One of my favourite vistas is salt marsh. Hard to explain, but like moorland, it feels more accommodating to my eyes than, say, an urban landscape, with lots of long distance focussing, fewer verticals to punctuate the skyline, and no harsh or glaring colours. Perhaps something in me that is bleak and featureless corresponds in some way.
Anyhow, before we get too metaphysical, I made a flying visit to Sussex yesterday to spend time with my daughter and her partner, during which we drove to one of my favourite places, Cuckmere Haven.

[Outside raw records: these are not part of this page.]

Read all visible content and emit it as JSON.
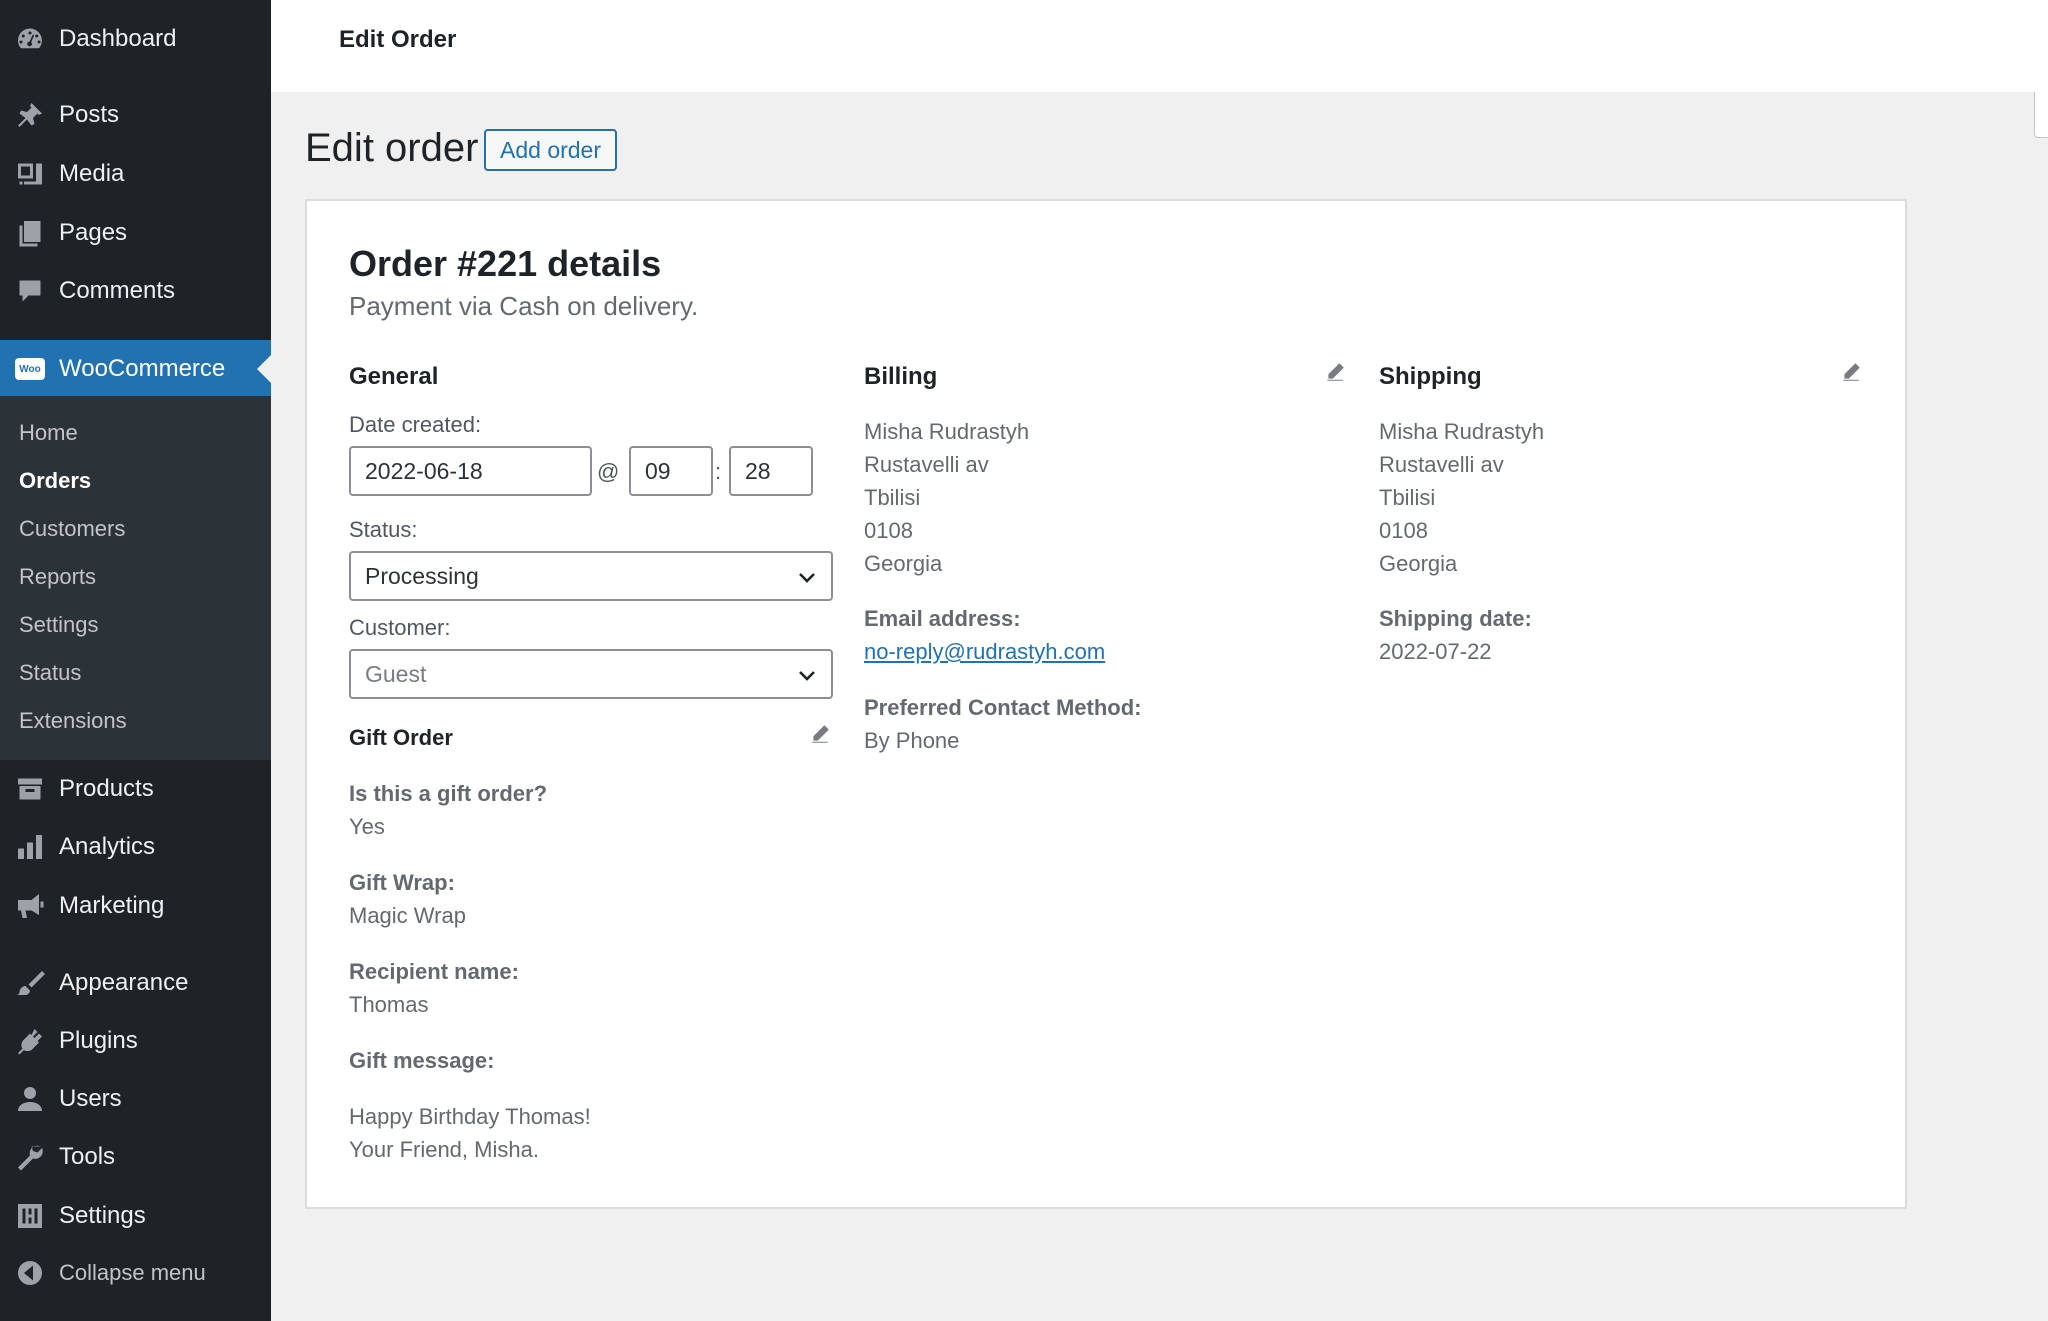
{
  "sidebar": {
    "items": [
      {
        "id": "dashboard",
        "label": "Dashboard",
        "icon": "dashboard-icon"
      },
      {
        "id": "posts",
        "label": "Posts",
        "icon": "pin-icon"
      },
      {
        "id": "media",
        "label": "Media",
        "icon": "media-icon"
      },
      {
        "id": "pages",
        "label": "Pages",
        "icon": "pages-icon"
      },
      {
        "id": "comments",
        "label": "Comments",
        "icon": "comment-icon"
      },
      {
        "id": "woocommerce",
        "label": "WooCommerce",
        "icon": "woocommerce-icon"
      },
      {
        "id": "products",
        "label": "Products",
        "icon": "archive-icon"
      },
      {
        "id": "analytics",
        "label": "Analytics",
        "icon": "bar-chart-icon"
      },
      {
        "id": "marketing",
        "label": "Marketing",
        "icon": "megaphone-icon"
      },
      {
        "id": "appearance",
        "label": "Appearance",
        "icon": "brush-icon"
      },
      {
        "id": "plugins",
        "label": "Plugins",
        "icon": "plug-icon"
      },
      {
        "id": "users",
        "label": "Users",
        "icon": "user-icon"
      },
      {
        "id": "tools",
        "label": "Tools",
        "icon": "wrench-icon"
      },
      {
        "id": "settings",
        "label": "Settings",
        "icon": "sliders-icon"
      },
      {
        "id": "collapse",
        "label": "Collapse menu",
        "icon": "collapse-icon"
      }
    ],
    "submenu": [
      "Home",
      "Orders",
      "Customers",
      "Reports",
      "Settings",
      "Status",
      "Extensions"
    ],
    "woo_logo_text": "Woo"
  },
  "header": {
    "title": "Edit Order"
  },
  "page": {
    "title": "Edit order",
    "add_button": "Add order"
  },
  "order": {
    "heading": "Order #221 details",
    "payment": "Payment via Cash on delivery."
  },
  "general": {
    "heading": "General",
    "date_label": "Date created:",
    "date": "2022-06-18",
    "at": "@",
    "hour": "09",
    "colon": ":",
    "minute": "28",
    "status_label": "Status:",
    "status": "Processing",
    "customer_label": "Customer:",
    "customer": "Guest"
  },
  "gift": {
    "heading": "Gift Order",
    "q_label": "Is this a gift order?",
    "q_value": "Yes",
    "wrap_label": "Gift Wrap:",
    "wrap_value": "Magic Wrap",
    "recipient_label": "Recipient name:",
    "recipient_value": "Thomas",
    "message_label": "Gift message:",
    "message_line1": "Happy Birthday Thomas!",
    "message_line2": "Your Friend, Misha."
  },
  "billing": {
    "heading": "Billing",
    "address": [
      "Misha Rudrastyh",
      "Rustavelli av",
      "Tbilisi",
      "0108",
      "Georgia"
    ],
    "email_label": "Email address:",
    "email": "no-reply@rudrastyh.com",
    "contact_label": "Preferred Contact Method:",
    "contact": "By Phone"
  },
  "shipping": {
    "heading": "Shipping",
    "address": [
      "Misha Rudrastyh",
      "Rustavelli av",
      "Tbilisi",
      "0108",
      "Georgia"
    ],
    "date_label": "Shipping date:",
    "date": "2022-07-22"
  },
  "colors": {
    "sidebar_bg": "#1d2327",
    "accent": "#2271b1",
    "submenu_bg": "#2c3338"
  }
}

Any day trip to Sussex from Bristol is necessarily rushed, but yesterday the timings got really messed up, as we opted to stop at the pub for lunch first and they must have been short-staffed in the kitchen or something. It was nearly two hours before we were served, and as lovely as it was sitting around the table chatting and escorting wasps that strayed indoors back outside, it would have been lovelier still to exchange some of that news while sitting on the beach or poking about along the shoreline. But so it goes.
By the time we'd eaten, we only had about an hour and three quarters before we had to be back in Saltdean to pick my daughter's partner's car up from the garage, so we walked briskly down the chalk path that runs between the naturally meandering river and the straight channel that was cut in 1846 to alleviate flooding upstream.
One thing that struck me yesterday was that there were a lot fewer flowers - and butterflies - than the last time I was there, almost exactly two years ago. I did see the brilliant flash of a few Chalk Hill Blue butterflies, but none lingered long enough for me to photograph them, and since we were on a route march, neither did I. Maybe the long dry period in May and early June contributed to the dearth of wild flowers.
rock sea lavender
Stone mushrooms!
hagstones
'This is the closest I'm getting to the sea!'
Cwtch liked being on the beach, but even though she was determined to shadow me, there was still no way she was going to get even her claws wet in the sea, and she spent much of her time standing right behind me at the water's edge.
Seaford Head
the remnants of Viper's Bugloss
the last few yards of the River Cuckmere before it meets the sea
I don't normally wear patterned clothes but couldn't resist this flowered top
As we hurried back up the river to the pub car park, one of us mentioned our forthcoming visit to the Bluebell Railway to ride on the Flying Scotsman, and how much my late father would have enjoyed hearing about it, only for a Spitfire to materialise overhead at that very moment, as if he might have heard us and wished to point out it was planes he fixed during the war, actually ...
... followed by (we think) a Hawker Hurricane.